Conditions for joining the board of directors

Legal analysis: As the board of directors of a company, it has specific requirements in terms of qualifications, quantity and work arrangement, as well as specific responsibilities: (1) In terms of qualifications, all board members must be directors. Directors are elected by shareholders at the general meeting of shareholders. All directors form a collective leadership team to become the board of directors. The legal qualifications of directors are: first, the board of directors can be a natural person or a legal person. Where a legal person serves as a director of a company, he must appoint a natural person with capacity as his agent. Secondly, people with special occupations and incapacity cannot serve as directors. National civil servants, notaries, lawyers, soldiers and other special occupations. Third, directors may or may not be shareholders.

(2) In terms of the number of personnel, the number of directors shall not be less than the legal minimum, because the number is too small, which is not conducive to brainstorming and fully concentrating the opinions of shareholders. But the number of people should not be too large, so as to avoid overstaffing and reduce work efficiency. Therefore, the company can determine the number of directors above the minimum according to the business needs and the articles of association.

Since the board of directors is a conference organization, the final number of board members is generally odd. (3) In terms of personnel division, the board of directors generally has a chairman, a vice-chairman and a managing director. A company with a large number of people may also set up a standing board of directors. The chairman and vice-chairman are elected by more than half of the members of the board of directors, and the recall procedures are the same. (4) In the board of directors, the chairman has the greatest power. It's the chairman. Mainly exercise the following functions and powers: 1. Convene and preside over board meetings; The second is to exercise the authority of the board of directors and supervise and guide major issues in business implementation during the recess of the board of directors; Third, representing the company abroad means having the right to participate in judicial proceedings and sign major agreements on behalf of the company.

Legal basis: People's Republic of China (PRC) Company Law.

Article 44 A limited liability company shall have a board of directors with three to thirteen members, except as otherwise provided in Article 50 of this Law.

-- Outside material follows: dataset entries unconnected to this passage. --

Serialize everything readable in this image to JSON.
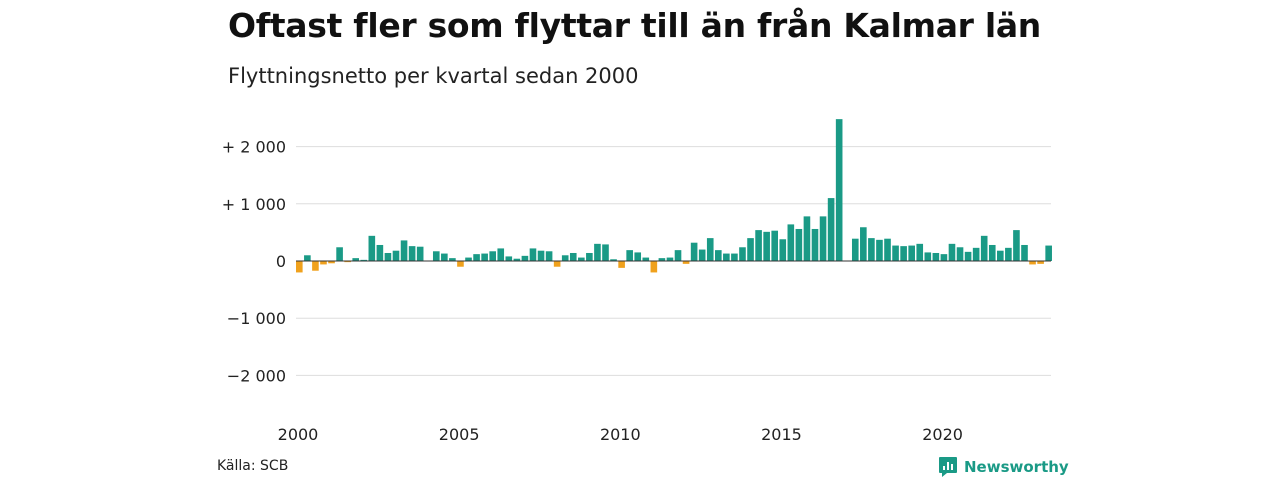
{
  "header": {
    "title": "Oftast fler som flyttar till än från Kalmar län",
    "subtitle": "Flyttningsnetto per kvartal sedan 2000"
  },
  "footer": {
    "source": "Källa: SCB",
    "brand": "Newsworthy"
  },
  "colors": {
    "positive": "#1a9a86",
    "negative": "#f0a11d",
    "grid": "#dddddd",
    "brand": "#1a9a86"
  },
  "chart_data": {
    "type": "bar",
    "ylim": [
      -2200,
      2500
    ],
    "xlim": [
      2000,
      2023.75
    ],
    "y_ticks": [
      2000,
      1000,
      0,
      -1000,
      -2000
    ],
    "y_tick_labels": [
      "+ 2 000",
      "+ 1 000",
      "0",
      "−1 000",
      "−2 000"
    ],
    "x_ticks": [
      2000,
      2005,
      2010,
      2015,
      2020
    ],
    "x_tick_labels": [
      "2000",
      "2005",
      "2010",
      "2015",
      "2020"
    ],
    "grid": true,
    "start_year": 2000,
    "values": [
      -200,
      100,
      -170,
      -60,
      -40,
      240,
      -20,
      50,
      20,
      440,
      280,
      140,
      180,
      360,
      260,
      250,
      0,
      170,
      130,
      50,
      -100,
      60,
      120,
      130,
      170,
      220,
      80,
      40,
      90,
      220,
      180,
      170,
      -100,
      100,
      140,
      60,
      140,
      300,
      290,
      30,
      -120,
      190,
      150,
      60,
      -200,
      50,
      60,
      190,
      -50,
      320,
      200,
      400,
      190,
      130,
      130,
      240,
      400,
      540,
      510,
      530,
      380,
      640,
      560,
      780,
      560,
      780,
      1100,
      2480,
      0,
      390,
      590,
      400,
      370,
      390,
      270,
      260,
      270,
      300,
      150,
      140,
      120,
      300,
      240,
      160,
      230,
      440,
      280,
      180,
      230,
      540,
      280,
      -60,
      -50,
      270
    ]
  }
}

For a limited liability company established by two or more state-owned enterprises or other state-owned investors, the board of directors of the limited liability company shall have representatives of the employees of the company. The employee representatives in the board of directors are elected by the employees of the company through employee congresses, employee congresses or other forms of democratic elections. The board of directors shall have a chairman and may have a vice-chairman. The method for the formation of the chairman and vice chairman shall be stipulated in the articles of association.

Article 45 The term of office of directors shall be stipulated in the articles of association, but each term shall not exceed three years. Upon expiration of the term of office, directors may be re-elected. Where a director fails to be re-elected in time upon the expiration of his term of office, or a director resigns during his term of office, resulting in a quorum of board members, the original director shall still perform his duties as a director in accordance with laws, administrative regulations and the Articles of Association before the re-elected director takes office.